Drugs used in treatment of cancers, radiotherapy (doses as low as 15 rads can effect spermatogenesis).
Infections like tuberculosis, leprosy, mumps can also cause gonadal dysfunction
chronic illness like cancers, chronic renal disease, cirrhosis can also cause secondary infertility.
environmental gonadal toxins like (excessive heat, smoking, pesticides) also effect testicular function leading to infertility.
3. Sperm Transport Defects:
The factors which hinders the transport of the sperm from testes to ejaculation comes under these defects. These defects could be at the level of epididymis, ejaculatory ducts and ejaculatory failure.
These defects can be both congenital and acquired. congenital causes like CBAVD, Kartagener’s syndrome, young syndrome causes primary infertility.
Acquired defects like vasectomy, ejaculatory dysfunction (spinal cord disease), infection like tuberculosis (causing epididymal obstruction), Gonorrohoea and Chlamydia also causes sperm transport defects.
Present in around 10 % to as high as 30 % in infertile couple the diagnosis of unexplained infertility is made when the semen analysis is normal, ovulatory functions is normal, uterine cavity is normal and at least one tube is patent. There is occult causes of infertility like abnormality in sperm, ovum or fertilization for which there is no valid test. Unexplained infertility could be because of fertilization failure, decreased endometrial receptivity, implantation failure, zona pellucida receptor defects.

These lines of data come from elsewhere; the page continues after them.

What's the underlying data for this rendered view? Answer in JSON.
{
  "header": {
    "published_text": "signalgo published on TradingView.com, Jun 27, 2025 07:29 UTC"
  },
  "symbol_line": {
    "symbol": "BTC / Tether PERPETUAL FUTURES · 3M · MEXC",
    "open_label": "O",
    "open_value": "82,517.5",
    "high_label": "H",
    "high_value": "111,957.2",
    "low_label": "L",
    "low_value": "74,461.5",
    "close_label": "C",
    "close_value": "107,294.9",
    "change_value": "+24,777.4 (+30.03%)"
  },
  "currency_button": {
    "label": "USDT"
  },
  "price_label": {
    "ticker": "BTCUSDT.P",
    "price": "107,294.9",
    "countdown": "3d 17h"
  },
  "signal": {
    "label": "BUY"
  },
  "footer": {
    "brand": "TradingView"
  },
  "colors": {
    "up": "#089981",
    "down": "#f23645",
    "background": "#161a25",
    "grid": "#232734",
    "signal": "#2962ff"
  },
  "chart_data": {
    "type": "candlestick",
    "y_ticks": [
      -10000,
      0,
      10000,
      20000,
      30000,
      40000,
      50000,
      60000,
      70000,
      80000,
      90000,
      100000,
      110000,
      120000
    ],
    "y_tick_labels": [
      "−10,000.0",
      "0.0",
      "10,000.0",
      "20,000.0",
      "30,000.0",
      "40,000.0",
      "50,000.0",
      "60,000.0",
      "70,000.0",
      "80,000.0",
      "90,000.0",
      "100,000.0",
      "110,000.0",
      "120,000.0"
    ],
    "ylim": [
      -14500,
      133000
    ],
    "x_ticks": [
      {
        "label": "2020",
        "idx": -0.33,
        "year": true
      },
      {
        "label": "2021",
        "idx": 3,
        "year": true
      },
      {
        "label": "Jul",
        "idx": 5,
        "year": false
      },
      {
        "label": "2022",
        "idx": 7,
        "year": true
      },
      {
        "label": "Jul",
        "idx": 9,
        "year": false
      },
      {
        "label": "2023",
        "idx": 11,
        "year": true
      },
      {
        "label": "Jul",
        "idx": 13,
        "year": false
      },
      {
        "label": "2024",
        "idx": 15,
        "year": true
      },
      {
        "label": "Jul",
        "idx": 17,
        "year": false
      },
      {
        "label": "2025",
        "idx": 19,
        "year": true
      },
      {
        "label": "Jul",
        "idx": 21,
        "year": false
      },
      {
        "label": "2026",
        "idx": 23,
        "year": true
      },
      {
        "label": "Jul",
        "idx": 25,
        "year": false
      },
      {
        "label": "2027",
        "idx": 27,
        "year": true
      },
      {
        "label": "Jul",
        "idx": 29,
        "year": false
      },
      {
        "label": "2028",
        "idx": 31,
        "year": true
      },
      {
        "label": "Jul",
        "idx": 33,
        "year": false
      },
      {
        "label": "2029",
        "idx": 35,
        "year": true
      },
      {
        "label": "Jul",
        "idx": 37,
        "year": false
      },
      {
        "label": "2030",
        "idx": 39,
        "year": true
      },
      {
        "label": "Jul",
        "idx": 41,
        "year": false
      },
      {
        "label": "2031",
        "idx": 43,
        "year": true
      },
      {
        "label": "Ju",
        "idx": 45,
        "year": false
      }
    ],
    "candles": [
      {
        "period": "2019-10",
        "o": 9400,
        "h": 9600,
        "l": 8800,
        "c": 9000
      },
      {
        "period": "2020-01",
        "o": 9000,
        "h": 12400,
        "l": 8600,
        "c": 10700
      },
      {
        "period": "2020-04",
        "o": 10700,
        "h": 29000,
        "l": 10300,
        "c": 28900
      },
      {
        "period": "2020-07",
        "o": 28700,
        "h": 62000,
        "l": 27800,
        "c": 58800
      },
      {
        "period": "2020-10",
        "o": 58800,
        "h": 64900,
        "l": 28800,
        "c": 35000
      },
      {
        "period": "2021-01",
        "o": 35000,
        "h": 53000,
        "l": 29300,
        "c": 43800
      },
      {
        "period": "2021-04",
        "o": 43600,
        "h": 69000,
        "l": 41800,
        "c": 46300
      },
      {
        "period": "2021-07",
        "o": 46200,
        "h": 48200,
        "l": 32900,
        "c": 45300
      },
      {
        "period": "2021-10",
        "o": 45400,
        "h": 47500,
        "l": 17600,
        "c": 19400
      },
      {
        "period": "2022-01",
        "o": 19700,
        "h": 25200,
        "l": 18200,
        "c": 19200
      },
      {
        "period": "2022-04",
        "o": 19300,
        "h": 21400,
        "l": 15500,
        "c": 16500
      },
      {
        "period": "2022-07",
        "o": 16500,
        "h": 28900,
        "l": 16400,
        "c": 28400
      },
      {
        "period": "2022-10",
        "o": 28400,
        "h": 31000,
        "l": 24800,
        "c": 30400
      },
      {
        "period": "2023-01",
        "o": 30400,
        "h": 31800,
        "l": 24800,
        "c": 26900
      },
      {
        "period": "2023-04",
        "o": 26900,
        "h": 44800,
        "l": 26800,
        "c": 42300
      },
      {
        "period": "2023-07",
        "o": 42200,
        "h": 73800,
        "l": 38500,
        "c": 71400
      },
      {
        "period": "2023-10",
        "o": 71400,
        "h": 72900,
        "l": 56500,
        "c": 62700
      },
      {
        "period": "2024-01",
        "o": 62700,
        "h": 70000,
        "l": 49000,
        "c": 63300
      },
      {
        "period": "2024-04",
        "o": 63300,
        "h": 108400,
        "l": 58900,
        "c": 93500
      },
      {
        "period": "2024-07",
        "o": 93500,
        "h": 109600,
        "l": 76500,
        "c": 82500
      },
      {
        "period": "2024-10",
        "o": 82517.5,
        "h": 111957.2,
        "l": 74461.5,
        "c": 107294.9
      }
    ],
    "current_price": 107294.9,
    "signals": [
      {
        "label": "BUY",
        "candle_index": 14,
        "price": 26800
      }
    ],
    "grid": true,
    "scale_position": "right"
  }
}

The untreated patients of unexplained infertility have a lower cycle fecundability that is 2 to 4 % whereas, a normal fertile couple has a cycle fecundability of 20 to 25 %. After 5 years the likelihood of pregnancy is reduced to 20 %, as what it was when the efforts of conception has started.
So, what causes secondary infertility is a difficult question to answer. The causes as well as the treatment options are much similar in both primary and secondary infertility. As infertility has become more socially acceptable and couples are becoming more comfortable in seeking evaluation and treatment, we are encountering more cases of secondary infertility. So, the first step is to find the cause and then treat accordingly but most important is that the couple should not delay seeking treatment.